Mit verzogenem Mund, der ihr Grinsen verstecken sollte, gab sie Schmatz das Gerät zurück. Es war gar nicht so einfach gewesen, den jungen Mann aus der EDV-Abteilung loszueisen. Und er hatte sich als der erhoffte Glücksgriff herausgestellt. Jeder im Team war fröhlicher und ungezwungener, seit der Jüngling mit den blonden Wuschelhaaren als Valeries persönlicher Assistent in ihrem Vorzimmer saß. Lebendiger Klebstoff.
»Ob Kollege Geyer will, dass du mir die Aufnahme zeigst?«
Daran hatte er wohl nicht gedacht.
»Oh … aber … das bleibt ja unter uns, oder?«
»Klar, Schmatz.
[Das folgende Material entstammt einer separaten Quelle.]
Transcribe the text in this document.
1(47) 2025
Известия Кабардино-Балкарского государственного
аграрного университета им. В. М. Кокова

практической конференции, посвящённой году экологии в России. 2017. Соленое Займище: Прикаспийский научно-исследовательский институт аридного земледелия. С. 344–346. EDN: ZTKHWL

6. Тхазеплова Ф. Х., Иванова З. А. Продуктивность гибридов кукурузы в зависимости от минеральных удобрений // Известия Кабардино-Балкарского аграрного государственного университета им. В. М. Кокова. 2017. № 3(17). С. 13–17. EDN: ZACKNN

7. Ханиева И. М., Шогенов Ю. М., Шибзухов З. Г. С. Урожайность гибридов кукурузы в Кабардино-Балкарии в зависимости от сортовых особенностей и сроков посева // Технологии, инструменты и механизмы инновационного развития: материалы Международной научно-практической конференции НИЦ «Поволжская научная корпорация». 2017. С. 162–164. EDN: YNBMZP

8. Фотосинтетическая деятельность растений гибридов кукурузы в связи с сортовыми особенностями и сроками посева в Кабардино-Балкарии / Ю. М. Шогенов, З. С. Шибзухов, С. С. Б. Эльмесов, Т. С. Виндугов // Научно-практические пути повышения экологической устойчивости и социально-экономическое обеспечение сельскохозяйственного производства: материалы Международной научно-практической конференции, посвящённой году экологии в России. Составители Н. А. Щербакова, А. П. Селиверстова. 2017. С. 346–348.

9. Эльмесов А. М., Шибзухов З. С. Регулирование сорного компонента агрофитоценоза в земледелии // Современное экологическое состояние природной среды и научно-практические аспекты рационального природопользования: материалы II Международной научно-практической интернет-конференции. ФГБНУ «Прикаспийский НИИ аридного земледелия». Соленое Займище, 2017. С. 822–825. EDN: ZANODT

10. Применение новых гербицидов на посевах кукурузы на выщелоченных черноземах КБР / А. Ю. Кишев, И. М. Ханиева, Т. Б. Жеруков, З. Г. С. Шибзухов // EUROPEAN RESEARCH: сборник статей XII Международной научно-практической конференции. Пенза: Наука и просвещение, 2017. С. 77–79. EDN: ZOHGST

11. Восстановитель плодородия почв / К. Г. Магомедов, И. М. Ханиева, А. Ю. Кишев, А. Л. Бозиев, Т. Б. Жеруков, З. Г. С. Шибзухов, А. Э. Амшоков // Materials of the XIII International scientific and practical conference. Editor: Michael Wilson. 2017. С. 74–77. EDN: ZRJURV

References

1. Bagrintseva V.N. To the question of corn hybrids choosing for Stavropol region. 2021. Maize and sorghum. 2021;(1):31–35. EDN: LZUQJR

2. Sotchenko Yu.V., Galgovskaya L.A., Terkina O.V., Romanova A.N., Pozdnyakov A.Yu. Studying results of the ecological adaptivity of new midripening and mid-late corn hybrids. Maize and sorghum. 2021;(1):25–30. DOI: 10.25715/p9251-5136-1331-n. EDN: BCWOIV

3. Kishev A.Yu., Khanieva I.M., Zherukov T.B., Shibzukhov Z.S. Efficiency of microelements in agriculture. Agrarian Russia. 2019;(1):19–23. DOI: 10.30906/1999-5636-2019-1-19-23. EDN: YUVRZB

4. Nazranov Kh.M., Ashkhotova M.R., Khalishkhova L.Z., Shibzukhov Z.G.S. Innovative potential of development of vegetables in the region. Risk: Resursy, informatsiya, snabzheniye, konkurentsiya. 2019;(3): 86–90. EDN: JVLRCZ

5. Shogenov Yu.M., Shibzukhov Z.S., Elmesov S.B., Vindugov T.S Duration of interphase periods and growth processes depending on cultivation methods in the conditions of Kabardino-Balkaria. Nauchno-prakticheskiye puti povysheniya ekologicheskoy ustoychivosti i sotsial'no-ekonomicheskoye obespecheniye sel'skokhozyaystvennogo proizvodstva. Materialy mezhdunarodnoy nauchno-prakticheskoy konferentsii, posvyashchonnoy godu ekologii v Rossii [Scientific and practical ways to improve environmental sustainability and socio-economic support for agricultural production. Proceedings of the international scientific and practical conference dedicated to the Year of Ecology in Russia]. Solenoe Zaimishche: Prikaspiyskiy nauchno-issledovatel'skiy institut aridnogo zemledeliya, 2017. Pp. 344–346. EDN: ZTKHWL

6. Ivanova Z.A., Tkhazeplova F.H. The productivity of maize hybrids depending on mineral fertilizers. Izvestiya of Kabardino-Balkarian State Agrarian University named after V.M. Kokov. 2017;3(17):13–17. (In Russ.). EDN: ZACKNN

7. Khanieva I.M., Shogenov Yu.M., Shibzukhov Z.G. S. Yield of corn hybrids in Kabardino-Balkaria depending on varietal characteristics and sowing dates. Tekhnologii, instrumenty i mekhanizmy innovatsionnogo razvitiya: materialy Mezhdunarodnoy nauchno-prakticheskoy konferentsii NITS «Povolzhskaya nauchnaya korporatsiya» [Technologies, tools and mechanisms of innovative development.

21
Ist Geyer noch hier?«
»Nein, vermutlich steht er schon Schlange, damit er ganz vorne sitzen darf.«
Und Witz hatte er auch.
»Du hast Wolf Rock für ihn überprüft?«
»Nur, was sich da gerade im Social Media tut. Soll ich’s dir zeigen?«
Valerie sah auf die Uhr am Display des Tischtelefons. Schon zwölf Uhr zweiunddreißig.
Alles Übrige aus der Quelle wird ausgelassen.